Figure 10 summarizes the kernel-launch process in greater detail. Each component of the flowchart in Fig. 10 contains four pieces of information: the name of a function in ROCm’s source code, a (brief) comment describing the purpose of the function, the ROCm component in which the function is defined, and the specific source-code file within the component containing the function’s definition.
As shown in Fig. 2, there are several ROCm components, all of which are open source. The source code for each relevant component is available online: HIP,Footnote 20 ROCclr,Footnote 21 the HSA runtimeFootnote 22 and low-level driver interface (ROCT-Thunk-Interface).Footnote 23 This paper was based on ROCm version 4.2, but continues to apply to ROCm 4.3 (current at the time of submission), and has remained relatively stable since ROCm version 3.7.
Figure 10 follows the process outlined in Fig. 3, but with a greater level of detail.
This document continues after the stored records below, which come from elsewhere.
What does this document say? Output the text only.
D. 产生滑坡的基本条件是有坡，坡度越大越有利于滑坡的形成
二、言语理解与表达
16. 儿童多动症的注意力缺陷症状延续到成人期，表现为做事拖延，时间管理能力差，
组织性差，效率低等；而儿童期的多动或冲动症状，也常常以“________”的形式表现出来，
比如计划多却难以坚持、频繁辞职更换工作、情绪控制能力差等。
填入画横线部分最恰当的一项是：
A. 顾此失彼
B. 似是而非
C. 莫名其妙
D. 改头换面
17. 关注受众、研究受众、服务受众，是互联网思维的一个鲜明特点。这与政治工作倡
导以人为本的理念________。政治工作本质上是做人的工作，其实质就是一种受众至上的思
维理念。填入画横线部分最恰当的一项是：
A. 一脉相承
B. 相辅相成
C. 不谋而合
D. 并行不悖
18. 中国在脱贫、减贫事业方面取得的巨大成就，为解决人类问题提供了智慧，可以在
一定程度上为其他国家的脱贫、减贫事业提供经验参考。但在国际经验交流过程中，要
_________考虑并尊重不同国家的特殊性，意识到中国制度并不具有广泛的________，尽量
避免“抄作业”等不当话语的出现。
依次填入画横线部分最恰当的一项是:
As discussed in Sect. 4.1, kernel-launch requests are first enqueued in a userspace C++ HostQueue object, and eventually converted into an AQL packet and inserted into an HSA queue. One new detail shown in Fig. 10 is that the conversion from a HostQueue entry into an AQL packet is carried out by an asynchronous thread, i.e., a thread other than the one that called hipLaunchKernelGGL. While unsurprising, given the asynchronous behavior expected when launching kernels, this may be an important detail when designing real-time systems, as such a thread may block any other thread waiting for kernels to complete.
Curious readers may notice that Fig. 10 does not cover queue creation in detail. Instead, we provide a deeper explanation of queue creation, including the code responsible for assigning queues to GPU hardware, in Appendix 2. Note that the Stream::Create block occurs in both flowcharts, giving an indication of where, if necessary, queue creation will take place in the overall kernel-launch process.
Appendix 2: Detailed queue-handling behavior
As with Appendix 1, this appendix is intended for readers already familiar with the material in Sects. 4.1 and 4.2. Figure 11 presents a more detailed view of the ROCm source code required to create queues and assign them to GPU hardware. Once again, this information is intended for researchers hoping to work with AMD’s code, especially those hoping to modify AMD’s GPU queue management at either the user level or within the driver.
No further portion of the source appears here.